Я пытался отвлечься от этих мыслей. Но отвлечься было не чем.
Пару раз я встряхивался, собирал сознание в кулак и поднимался с кровати, чтобы посмотреть в окно.
Естественно, ночью, чтобы меня не увидели стоящим на ногах.
Почему-то мне казалось, что меня могли бы и запереть в этой палате, узнай они, что я способен к самостоятельному передвижению.
Мое окно выходит на соседний блок этой же больницы. Серые стены и еще одно точно такое же окно. За отсветами фонарей у меня иногда получалось разглядеть кусок палаты. И даже своего коллегу-пациента. Каждый раз, когда я умудрялся выцепить его силуэт - мешковатая черная фигура,- он сидел, сгорбившись над столом. По-моему, он что-то писал на печатной машинке. Он всегда был там, ни разу не отходил. Он даже не двигался - не поворачивался, не разминал шею, не отрывал рук от клавиш. Почему-то от его вида у меня сводило зубы. Он не казался мне пациентом, скорее каким-то узником.
Как и я?
Наверное...
Какая разница?
Я проваливался все глубже и глубже и даже не пытался сопротивляться.
В конце концов, может быть, родители меня и не искали. Я бы на их месте не стал. Зачем?
От меня одни проблемы.
Только нервы и седые волосы.
Так и им спокойнее и мне.
Здесь... хорошо? Комфортно, по крайней мере. Меня кормят, поят.
А больше меня и некому искать. Друзья? Ха-ха... Вера? Три ха-ха...
Кому я нужен? Даже себе не очень-то...
Паразит. Обуза. Опухоль.
Так лучше.
Мой разум оседал где-то на задворках осознания и рассеивался там блестящей пылью.
Потом мне стало противно. Гадко. Совестно. От самого себя.
Я понял, что рассуждал, как свинья. Заплывший эгоистичный хряк, плюхающийся в своей луже и не видящий ничего дальше нее. Самозабвенно месящий жирным пятаком собственное говно.
Мой разум оседал, но там, на дне, тревожил что-то другое. Всколыхивал, будил. Заставлял подняться. Совесть? Может быть.
«Кому я нужен?» «Им без меня спокойнее»...
Как я мог решать за своих близких, как им будет спокойнее?
Это мне будет спокойнее, это мне удобно так думать. Я пускаю тут эти розовые сопли, с наслаждением жалею себя, бедненький, пока мои родители там убиваются! Если еще не убились...
И снова призраки выцветших и сутулых мамы и папы.
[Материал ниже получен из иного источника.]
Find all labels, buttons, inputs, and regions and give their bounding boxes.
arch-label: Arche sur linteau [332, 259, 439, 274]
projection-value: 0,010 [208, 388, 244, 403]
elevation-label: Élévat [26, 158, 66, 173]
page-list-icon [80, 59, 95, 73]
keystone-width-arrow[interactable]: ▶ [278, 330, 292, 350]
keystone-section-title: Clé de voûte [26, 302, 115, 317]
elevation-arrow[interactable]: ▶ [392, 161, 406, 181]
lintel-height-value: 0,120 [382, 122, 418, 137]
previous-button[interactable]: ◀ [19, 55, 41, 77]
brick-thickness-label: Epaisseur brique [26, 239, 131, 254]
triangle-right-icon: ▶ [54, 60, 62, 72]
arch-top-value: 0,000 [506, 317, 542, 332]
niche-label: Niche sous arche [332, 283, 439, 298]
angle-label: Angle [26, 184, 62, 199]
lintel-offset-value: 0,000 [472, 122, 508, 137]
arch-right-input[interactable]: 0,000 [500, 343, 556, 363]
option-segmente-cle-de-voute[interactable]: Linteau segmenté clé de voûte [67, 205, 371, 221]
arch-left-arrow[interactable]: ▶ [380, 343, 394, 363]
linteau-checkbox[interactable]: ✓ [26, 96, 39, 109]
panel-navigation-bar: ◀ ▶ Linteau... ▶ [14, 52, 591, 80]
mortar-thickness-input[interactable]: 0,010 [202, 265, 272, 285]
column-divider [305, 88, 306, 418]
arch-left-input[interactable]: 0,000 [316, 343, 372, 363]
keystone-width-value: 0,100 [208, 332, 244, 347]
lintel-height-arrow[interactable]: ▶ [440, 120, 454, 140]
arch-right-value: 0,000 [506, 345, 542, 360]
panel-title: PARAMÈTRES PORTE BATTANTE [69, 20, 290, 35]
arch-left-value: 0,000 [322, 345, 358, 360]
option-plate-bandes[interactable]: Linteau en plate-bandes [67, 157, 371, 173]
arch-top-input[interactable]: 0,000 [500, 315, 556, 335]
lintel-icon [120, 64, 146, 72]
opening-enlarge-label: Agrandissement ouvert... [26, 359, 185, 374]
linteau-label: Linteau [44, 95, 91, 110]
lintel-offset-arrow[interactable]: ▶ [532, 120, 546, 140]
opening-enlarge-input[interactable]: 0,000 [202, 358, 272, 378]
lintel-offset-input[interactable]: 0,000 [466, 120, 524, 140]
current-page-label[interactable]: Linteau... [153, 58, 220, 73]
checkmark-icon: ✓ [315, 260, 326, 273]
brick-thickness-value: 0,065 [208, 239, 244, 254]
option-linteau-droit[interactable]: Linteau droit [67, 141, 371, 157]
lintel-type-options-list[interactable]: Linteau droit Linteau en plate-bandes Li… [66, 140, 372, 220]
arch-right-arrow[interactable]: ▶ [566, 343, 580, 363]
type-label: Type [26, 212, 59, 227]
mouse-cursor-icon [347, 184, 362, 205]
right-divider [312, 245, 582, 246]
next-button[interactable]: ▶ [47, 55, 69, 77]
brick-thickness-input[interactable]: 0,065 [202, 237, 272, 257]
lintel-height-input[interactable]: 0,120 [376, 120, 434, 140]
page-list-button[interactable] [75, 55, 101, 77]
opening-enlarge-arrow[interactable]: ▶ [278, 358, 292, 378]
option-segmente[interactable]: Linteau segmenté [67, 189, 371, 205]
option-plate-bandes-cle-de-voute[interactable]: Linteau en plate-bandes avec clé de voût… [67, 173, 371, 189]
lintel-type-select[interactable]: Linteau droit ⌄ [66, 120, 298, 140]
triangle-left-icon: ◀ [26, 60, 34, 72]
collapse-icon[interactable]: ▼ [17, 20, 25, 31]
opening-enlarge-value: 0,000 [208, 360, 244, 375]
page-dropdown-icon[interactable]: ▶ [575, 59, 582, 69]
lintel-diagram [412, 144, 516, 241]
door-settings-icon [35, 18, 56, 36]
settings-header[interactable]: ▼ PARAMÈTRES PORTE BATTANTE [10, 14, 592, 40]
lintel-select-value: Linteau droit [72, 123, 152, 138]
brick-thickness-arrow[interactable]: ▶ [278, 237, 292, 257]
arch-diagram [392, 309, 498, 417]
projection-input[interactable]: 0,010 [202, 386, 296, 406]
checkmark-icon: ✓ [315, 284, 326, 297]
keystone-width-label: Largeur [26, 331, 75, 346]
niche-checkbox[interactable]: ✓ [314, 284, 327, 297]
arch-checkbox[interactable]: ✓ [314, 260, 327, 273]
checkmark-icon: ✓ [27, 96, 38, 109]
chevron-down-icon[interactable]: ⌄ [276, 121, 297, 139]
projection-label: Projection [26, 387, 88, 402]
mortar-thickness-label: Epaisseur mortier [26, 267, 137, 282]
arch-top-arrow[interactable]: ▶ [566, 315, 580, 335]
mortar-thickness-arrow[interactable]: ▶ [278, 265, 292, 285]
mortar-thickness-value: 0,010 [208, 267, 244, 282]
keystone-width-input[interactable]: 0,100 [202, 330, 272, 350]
И снова запах горести.
И все из-за меня.
Я лежал в кровати на границе реальности и бреда, а мое сердце скручивалось в узлы от вины и раскаяния.
Да, все, что я делал - это только доставлял им боль, но ведь они меня любят! А я, сволочь... Только и могу лежать, да представлять себе, как мать с отцом сходят с ума, убиваются. И не правда, что меня это не трогало. Мне это доставляло удовольствие! Точно, точно, так и есть, я лежал и представлял, что «теперь-то я кому-то нужен». Вот, значит, как. Только так я могу почувствовать свою важность. Выставив себя жертвой. Ягненочком. Только представлять и могу, а как по-настоящему сделать что-то - сразу обсираюсь.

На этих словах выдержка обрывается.